Her wee is cut short by Berryman tho' who stabs her violently up the arse and ties the poor girl to a tree before giving chase to our heroes.

Faining mild concern for Ana when she doesn't return the pair just shrug their shoulders before carrying on towards the boats where they find Tommy hiding under a dirty sheet (yup, you got it) crying.

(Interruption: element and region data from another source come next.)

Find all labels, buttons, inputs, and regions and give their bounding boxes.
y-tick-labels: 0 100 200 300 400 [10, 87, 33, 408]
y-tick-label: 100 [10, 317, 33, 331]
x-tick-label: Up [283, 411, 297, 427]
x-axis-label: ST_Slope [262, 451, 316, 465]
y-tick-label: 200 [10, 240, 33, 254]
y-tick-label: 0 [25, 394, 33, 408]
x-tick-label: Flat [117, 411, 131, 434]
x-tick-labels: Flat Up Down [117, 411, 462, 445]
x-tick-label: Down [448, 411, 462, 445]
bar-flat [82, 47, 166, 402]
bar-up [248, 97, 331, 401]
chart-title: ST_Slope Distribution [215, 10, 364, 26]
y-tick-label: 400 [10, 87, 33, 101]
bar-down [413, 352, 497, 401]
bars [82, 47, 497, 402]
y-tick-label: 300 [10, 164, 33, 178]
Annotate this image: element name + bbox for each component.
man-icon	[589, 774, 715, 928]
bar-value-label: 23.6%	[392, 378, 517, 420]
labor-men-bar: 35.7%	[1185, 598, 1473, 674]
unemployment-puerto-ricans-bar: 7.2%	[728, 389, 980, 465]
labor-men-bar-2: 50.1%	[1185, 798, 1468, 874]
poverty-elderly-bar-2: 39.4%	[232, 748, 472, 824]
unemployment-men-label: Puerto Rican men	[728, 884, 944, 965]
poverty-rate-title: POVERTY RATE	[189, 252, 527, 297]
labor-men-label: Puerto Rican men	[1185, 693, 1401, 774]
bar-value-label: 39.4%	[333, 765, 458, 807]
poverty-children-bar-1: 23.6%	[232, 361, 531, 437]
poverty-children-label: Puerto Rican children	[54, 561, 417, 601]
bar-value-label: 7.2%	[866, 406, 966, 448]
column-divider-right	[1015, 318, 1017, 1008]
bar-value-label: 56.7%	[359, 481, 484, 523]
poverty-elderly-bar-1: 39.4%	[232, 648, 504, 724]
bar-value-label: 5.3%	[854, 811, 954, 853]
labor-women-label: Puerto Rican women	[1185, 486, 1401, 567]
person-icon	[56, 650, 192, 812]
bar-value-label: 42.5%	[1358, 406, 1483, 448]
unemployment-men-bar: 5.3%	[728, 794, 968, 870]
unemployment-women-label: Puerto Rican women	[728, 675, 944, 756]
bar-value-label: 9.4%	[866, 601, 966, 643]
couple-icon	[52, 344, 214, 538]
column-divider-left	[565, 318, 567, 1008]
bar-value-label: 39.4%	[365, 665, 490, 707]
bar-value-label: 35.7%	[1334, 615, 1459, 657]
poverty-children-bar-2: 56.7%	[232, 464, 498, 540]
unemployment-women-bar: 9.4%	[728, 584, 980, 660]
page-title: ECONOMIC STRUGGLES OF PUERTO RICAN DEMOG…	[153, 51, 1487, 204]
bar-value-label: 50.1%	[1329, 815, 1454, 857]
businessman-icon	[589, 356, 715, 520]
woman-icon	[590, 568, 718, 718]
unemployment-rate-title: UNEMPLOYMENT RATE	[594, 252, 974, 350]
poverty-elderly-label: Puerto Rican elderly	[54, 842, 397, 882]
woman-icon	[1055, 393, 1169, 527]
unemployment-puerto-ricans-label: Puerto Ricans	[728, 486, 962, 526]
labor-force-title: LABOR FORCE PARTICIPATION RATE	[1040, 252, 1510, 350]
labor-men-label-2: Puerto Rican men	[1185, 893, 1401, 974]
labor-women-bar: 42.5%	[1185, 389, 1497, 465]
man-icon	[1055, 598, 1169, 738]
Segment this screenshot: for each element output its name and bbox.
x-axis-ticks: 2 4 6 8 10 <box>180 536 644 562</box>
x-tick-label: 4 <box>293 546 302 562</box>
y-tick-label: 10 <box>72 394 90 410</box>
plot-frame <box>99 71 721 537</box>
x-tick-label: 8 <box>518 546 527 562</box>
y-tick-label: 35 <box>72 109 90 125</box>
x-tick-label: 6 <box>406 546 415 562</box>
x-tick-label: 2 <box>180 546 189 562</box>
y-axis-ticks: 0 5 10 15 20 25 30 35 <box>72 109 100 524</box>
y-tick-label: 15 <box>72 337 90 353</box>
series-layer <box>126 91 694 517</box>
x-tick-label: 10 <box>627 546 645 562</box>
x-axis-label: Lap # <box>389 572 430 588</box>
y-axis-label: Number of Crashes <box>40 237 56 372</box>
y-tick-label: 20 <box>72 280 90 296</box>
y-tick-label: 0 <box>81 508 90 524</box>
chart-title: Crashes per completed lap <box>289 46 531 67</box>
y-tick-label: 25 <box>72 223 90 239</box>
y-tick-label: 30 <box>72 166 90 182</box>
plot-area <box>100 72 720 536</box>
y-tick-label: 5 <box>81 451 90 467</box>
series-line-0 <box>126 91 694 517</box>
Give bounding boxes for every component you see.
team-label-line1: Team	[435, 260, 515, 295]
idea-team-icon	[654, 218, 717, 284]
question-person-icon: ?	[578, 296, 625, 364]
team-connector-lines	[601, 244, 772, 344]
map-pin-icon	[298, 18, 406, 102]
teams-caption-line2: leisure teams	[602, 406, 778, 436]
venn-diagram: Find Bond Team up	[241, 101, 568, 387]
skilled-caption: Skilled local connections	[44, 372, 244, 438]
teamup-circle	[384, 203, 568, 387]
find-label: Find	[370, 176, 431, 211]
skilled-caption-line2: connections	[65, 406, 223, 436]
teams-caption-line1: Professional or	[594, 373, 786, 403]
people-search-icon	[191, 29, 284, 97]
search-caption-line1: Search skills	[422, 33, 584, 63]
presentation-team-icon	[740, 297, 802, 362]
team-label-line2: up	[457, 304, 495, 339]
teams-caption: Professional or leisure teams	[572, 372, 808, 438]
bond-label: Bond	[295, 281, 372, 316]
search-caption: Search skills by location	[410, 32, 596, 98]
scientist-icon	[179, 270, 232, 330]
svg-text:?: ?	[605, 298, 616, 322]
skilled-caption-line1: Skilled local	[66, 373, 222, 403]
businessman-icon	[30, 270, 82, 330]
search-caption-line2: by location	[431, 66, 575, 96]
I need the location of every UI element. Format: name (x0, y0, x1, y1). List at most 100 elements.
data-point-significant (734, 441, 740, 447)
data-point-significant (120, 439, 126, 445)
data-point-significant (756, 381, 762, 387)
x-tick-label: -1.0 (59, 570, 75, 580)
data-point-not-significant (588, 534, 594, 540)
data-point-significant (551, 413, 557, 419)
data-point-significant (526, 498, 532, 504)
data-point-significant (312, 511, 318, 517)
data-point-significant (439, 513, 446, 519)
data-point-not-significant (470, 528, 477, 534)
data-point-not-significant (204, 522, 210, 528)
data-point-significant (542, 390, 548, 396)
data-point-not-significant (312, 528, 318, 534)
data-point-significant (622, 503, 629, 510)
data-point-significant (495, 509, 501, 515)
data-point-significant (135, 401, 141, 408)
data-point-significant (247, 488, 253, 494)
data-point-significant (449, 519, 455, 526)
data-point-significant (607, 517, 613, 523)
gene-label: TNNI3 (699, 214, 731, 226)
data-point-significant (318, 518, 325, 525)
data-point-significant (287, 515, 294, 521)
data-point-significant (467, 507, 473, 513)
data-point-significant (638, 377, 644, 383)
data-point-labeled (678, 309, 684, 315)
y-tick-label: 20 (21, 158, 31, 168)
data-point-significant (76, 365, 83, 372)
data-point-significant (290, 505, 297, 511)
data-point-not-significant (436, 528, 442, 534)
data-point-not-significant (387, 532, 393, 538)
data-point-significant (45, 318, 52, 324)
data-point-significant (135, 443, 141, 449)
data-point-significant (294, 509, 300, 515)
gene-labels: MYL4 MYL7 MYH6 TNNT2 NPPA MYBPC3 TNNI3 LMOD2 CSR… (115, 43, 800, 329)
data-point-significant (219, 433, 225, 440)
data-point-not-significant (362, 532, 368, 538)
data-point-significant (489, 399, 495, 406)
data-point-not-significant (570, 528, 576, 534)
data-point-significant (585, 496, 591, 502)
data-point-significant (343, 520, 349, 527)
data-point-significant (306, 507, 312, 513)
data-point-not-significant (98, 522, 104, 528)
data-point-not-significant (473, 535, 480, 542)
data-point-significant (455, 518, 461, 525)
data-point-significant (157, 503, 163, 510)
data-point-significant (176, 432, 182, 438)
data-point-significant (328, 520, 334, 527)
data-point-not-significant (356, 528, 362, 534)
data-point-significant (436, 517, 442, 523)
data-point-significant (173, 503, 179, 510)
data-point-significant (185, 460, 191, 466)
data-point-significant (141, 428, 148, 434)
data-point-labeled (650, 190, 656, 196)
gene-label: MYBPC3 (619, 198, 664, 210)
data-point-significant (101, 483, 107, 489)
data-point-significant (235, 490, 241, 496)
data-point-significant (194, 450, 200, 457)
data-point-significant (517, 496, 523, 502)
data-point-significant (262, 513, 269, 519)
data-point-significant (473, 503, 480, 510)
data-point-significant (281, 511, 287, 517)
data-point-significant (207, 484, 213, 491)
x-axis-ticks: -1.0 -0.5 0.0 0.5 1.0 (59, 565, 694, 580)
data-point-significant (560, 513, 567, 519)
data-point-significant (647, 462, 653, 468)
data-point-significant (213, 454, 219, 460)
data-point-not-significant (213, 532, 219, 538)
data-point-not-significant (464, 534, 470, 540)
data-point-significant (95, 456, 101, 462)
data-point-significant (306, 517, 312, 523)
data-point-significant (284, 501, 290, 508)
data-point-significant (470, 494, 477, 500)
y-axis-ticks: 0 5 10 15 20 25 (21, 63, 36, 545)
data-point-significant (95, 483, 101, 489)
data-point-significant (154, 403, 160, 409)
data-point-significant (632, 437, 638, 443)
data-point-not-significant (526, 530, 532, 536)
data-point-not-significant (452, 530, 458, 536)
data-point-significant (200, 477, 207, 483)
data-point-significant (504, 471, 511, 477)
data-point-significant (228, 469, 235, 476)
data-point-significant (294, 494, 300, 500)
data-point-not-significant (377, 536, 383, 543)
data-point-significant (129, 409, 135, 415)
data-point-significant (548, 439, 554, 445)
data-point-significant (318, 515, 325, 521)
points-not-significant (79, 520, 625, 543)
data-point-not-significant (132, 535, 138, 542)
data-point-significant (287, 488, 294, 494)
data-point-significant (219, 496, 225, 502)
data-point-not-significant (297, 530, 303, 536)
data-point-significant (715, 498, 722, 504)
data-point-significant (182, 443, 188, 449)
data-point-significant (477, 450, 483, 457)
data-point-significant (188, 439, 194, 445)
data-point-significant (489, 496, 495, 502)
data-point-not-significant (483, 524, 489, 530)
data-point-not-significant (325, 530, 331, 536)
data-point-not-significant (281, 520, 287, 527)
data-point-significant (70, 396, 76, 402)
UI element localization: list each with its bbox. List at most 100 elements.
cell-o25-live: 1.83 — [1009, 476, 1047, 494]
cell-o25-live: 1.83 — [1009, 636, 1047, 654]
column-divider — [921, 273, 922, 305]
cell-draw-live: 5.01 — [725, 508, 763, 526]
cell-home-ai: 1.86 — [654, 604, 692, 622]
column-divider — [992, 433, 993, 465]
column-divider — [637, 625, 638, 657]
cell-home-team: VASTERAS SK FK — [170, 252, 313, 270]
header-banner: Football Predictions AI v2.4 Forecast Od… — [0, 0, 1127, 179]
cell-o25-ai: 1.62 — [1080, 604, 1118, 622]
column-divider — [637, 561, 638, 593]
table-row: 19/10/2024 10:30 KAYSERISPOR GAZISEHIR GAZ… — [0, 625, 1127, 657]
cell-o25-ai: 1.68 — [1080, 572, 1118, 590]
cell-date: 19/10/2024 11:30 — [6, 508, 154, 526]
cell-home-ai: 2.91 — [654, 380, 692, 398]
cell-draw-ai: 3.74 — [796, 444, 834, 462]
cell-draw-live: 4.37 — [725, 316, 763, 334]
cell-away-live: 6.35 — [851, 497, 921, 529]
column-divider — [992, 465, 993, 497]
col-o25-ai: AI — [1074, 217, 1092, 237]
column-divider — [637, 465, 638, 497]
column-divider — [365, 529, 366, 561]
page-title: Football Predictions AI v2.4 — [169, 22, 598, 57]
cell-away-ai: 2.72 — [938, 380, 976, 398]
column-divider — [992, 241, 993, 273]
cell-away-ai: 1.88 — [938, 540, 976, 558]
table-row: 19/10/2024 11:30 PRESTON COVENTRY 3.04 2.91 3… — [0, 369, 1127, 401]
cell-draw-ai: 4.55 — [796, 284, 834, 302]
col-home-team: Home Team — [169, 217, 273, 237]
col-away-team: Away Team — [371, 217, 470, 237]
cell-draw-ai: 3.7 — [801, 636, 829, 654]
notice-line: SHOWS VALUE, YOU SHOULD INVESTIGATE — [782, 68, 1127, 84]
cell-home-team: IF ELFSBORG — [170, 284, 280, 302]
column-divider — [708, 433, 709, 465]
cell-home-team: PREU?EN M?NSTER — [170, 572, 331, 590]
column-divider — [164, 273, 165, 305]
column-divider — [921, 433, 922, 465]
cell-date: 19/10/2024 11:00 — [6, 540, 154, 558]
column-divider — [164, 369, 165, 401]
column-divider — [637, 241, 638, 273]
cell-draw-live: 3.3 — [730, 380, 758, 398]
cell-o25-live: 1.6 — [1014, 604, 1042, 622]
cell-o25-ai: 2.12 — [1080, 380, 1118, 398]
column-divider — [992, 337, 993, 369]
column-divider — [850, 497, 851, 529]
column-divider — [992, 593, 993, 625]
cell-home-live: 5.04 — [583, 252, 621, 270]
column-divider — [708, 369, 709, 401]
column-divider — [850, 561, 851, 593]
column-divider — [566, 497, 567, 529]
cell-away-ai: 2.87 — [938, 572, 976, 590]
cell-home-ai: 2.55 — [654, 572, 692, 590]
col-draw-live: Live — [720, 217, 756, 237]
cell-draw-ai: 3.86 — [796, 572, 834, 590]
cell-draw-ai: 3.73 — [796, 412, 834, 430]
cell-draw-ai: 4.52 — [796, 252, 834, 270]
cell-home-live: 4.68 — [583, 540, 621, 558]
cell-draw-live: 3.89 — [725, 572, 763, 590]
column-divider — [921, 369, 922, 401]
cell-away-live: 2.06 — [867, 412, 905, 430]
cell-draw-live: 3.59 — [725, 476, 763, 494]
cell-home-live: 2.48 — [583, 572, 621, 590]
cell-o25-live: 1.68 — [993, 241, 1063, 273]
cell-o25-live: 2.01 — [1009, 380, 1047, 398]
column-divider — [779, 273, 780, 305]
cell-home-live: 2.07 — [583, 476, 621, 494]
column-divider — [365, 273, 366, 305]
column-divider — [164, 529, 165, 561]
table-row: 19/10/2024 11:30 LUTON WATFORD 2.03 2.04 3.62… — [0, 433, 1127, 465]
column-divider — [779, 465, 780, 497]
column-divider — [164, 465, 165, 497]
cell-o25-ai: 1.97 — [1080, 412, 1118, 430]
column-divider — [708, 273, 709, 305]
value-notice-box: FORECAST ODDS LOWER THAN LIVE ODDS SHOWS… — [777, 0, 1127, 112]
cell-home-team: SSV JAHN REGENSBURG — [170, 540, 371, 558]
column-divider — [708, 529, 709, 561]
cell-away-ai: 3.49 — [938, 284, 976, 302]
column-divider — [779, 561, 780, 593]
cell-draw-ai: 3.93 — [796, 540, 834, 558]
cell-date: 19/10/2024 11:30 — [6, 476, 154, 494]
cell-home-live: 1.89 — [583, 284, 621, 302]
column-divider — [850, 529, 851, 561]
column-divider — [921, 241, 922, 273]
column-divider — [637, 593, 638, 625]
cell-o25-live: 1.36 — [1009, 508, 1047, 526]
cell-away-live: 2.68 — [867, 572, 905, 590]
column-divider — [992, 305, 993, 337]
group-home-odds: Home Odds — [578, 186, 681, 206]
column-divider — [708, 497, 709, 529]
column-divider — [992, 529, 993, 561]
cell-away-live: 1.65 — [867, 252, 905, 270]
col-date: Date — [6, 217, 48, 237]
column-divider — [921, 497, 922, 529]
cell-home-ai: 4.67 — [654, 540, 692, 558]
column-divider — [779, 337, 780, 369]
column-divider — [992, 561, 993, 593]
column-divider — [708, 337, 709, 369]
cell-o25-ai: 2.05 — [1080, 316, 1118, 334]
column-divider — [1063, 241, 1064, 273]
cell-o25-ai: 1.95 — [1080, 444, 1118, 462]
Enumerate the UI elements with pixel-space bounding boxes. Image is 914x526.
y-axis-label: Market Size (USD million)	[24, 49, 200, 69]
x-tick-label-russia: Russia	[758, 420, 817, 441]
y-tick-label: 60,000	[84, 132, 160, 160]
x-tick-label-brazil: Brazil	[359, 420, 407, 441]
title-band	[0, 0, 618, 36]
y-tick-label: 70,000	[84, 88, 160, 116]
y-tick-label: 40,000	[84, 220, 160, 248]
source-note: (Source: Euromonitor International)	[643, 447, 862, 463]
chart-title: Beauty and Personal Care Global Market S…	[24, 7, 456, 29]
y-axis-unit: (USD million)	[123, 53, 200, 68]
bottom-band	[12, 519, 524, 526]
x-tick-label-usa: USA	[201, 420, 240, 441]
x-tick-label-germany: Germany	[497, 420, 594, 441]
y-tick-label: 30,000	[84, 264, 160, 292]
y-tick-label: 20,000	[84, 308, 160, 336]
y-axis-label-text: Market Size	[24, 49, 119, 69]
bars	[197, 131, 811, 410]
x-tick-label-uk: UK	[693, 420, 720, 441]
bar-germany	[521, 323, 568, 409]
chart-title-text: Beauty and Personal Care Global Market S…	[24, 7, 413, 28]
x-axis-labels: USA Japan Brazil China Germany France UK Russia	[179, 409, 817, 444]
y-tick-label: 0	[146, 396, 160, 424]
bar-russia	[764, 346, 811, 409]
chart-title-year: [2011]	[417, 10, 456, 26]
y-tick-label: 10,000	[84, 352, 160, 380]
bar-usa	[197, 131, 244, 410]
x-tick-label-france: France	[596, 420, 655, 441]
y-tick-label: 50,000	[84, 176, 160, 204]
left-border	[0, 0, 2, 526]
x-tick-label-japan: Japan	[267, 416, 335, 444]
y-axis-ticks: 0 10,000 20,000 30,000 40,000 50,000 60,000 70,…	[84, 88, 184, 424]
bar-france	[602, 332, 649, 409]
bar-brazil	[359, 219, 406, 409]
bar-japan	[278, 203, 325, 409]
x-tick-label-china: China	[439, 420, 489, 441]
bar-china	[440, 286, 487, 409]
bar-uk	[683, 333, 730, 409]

Dodging balsa wood crocodiles and Tommy's never ending streams of snot the trio make it onto a boat and head in the direction of a nearby friendly tribe only to be captured in big butterfly nets by Horne and his team....

"Put it in me!"

But help is coming in the corduroy clad form of Tommy's dad and a helicopter full of gun toting soldier types, the question is will they arrive in time?



They always say start as you mean to go on, and Ruggero Deodato's fantastically violent exploiter does just that.

Drug dealers, sexy sweaty ladies, topless poison dart firing natives and bad toothed cokernee's getting torn in half, this film has it all, plus about seven opening sequences and a rocktastic Claudio Simonetti score.

Perfect for a lazy Sunday afternoon.

Playing out like an ultra-violent episode of Miami Vice (on budget that wouldn't pay for one pair of Don Johnson's deck shoes) drunkenly gene spliced with liberal helpings of Heart of Darkness and the directors own Cannibal Holocaust, Cut And Run so wants to be a serious adult crime drama Ala The French Connection but comes across more like a secondary school video club version of Apocalypse Now with added breasts.

And frankly it's much better for it.

"Put it in me!"

From the 'hard bitten' female reporter to the purple hatted pimp via the Nam vet gone native, every single character is a comic book cliche made flesh, the ramshackle plot stopping only for even more bloodshed or needless nudity. 

The plot (what there is of it) moves so quickly (only stopping for a beheading or a quick glimpse of lady parts) that you happily forget that none of it makes sense and just sit back, switch off and enjoy.

And the reason it works so well is all down to Deodato's direction, his jovial personality and sheer entertainer-like persona seeps into every scene and every performance be it good or bad.

Except, of course where Willie Aames is concerned that is.

Which in it's own perverse way is one of the most enjoyable things about it.

Cinematic gold from a cinematic genius like whom we'll never see the likes of again.